Still life also offers us such a technical challenge, composition, colour, arrangement, narrative and surface quality, all yummy for us to digest with our eyes and brush. I like to paint a still life in one morning, at one sitting if possible.
I am, I suppose, a “sensualist", so surfaces, textures and colour are so important to me as a painter. This I aim to take into portraiture, I like to paint one head study a day and work from sittings whenever possible, not using
photographs, usually two hours is long enough with a sitter. A head study in oils in two hours is about as fresh as it gets. I don't like to layer portraits and over work them, its a cliche, but I am looking to get beyond a mere photographic likeness, technology can do that, for that reason I am a painter of heads, not faces. If the structure and volume of the head is incorrect then the features mean nothing. A head a day tends to keep the failures at bay.
Being selected to appear on Sky Arts Portrait Artist of the Year 2019 was a thrill, and really tested my technique in front of a live audience and three very scrupulous judges. I was happy that the actor I painted, Mr Nick Moran, chose
my attempt to take home and he and his charming wife both genuinely liked it but of course I was disappointed not to progress to the semi-finals. However the experience did teach me so much.
I have exhibited with many galleries throughout the South West UK, London and China, as well as the Royal Society of Oil Painters, at the Mall Galleries and The Wallace Collection. I was shortlisted for the Columbian Threadneedle Prize for Figurative Art in 2017 and was awarded the Rupert Lionel Acott for Figurative Painting in 2003.
This year has been particularly busy as I was invited to take part in St Luke's Hospice Elmer's Big Parade and had great fun designing and painting one of the 40 large elephants seen around Plymouth. I have also painted two large scale mural projects and numerous portrait commissions as well as taking part in our regular Open Studios event.
Networking and joining group organisations are always a good thing to promote your art work, so thank you to everyone involved with running Drawn to the Valley, your hard work is greatly appreciated.
What's the best work related thing you have done recently?

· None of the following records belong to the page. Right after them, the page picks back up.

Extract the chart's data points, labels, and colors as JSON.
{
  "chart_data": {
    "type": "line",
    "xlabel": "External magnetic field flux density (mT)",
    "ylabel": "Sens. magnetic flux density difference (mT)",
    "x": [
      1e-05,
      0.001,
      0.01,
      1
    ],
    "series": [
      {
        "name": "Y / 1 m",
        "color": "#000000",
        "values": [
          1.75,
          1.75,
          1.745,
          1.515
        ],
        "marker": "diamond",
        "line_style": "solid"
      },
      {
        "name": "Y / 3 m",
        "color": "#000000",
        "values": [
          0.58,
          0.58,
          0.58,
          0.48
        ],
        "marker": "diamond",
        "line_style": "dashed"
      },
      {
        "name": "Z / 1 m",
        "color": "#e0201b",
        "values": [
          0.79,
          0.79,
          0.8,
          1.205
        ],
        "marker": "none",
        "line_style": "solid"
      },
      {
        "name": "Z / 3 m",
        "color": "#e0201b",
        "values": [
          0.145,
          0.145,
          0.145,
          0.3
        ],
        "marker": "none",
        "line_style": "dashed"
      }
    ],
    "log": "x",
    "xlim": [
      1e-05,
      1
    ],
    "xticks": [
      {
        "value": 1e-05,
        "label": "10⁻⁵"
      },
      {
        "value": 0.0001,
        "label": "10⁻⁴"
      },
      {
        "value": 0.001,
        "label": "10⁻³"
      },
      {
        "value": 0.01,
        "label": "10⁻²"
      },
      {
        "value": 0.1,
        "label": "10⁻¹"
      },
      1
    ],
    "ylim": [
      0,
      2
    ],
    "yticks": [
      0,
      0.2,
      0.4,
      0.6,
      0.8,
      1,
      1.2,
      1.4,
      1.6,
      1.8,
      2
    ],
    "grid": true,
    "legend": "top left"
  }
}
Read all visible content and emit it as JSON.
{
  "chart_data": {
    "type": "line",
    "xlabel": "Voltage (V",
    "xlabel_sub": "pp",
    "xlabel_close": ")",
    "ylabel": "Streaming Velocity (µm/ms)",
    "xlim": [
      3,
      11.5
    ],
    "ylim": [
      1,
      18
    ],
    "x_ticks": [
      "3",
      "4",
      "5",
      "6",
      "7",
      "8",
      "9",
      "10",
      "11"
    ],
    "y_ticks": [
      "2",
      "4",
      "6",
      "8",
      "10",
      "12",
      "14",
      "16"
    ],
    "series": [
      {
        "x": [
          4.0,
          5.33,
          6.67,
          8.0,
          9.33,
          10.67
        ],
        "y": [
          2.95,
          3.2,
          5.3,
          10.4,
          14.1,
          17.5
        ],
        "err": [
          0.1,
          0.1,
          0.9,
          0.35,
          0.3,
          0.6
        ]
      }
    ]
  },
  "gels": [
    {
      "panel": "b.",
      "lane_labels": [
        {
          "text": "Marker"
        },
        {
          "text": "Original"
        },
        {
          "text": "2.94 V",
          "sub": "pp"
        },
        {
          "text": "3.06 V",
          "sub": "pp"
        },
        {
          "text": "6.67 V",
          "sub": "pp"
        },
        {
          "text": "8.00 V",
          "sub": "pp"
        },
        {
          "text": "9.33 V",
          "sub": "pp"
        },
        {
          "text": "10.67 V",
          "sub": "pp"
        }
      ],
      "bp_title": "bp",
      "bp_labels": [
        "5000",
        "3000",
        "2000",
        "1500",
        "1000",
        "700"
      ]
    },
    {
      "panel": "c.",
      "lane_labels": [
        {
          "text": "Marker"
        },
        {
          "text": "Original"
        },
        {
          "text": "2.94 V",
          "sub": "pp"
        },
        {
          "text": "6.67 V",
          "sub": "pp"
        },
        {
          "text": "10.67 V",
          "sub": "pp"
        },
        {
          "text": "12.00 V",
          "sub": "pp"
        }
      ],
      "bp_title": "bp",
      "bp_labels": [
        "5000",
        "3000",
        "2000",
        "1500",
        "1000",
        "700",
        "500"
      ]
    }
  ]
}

It has to be the Sky Arts Portrait competition, closely followed by the Elmer project for St Lukes, however meeting Jody Comer of Killing Eve fame is a close second.
What irritates you?
Typing long articles like this and slow drivers, so many around here!!
Who do you most admire?
Francis Bacon, because he just didn't care one jot about who or what anyone thought nor cared about his work, his paintings, its pure integrity with Bacon, pure expression.
Who would you most like to meet?
John Singer Sargent or Michelangelo or Sir Vivian Richards.
What is your favourite place?
Florence...it's like going home really.
What's your favourite book and film?
Book: Work, and how to avoid it!
Film: Of Time and Place, (a visual essay on the decline of inner city Liverpool) or Death in Venice or Diva.
What motivates and inspires you?
Light, that's it, light hitting things, also I remain eternally optimistic about nothing!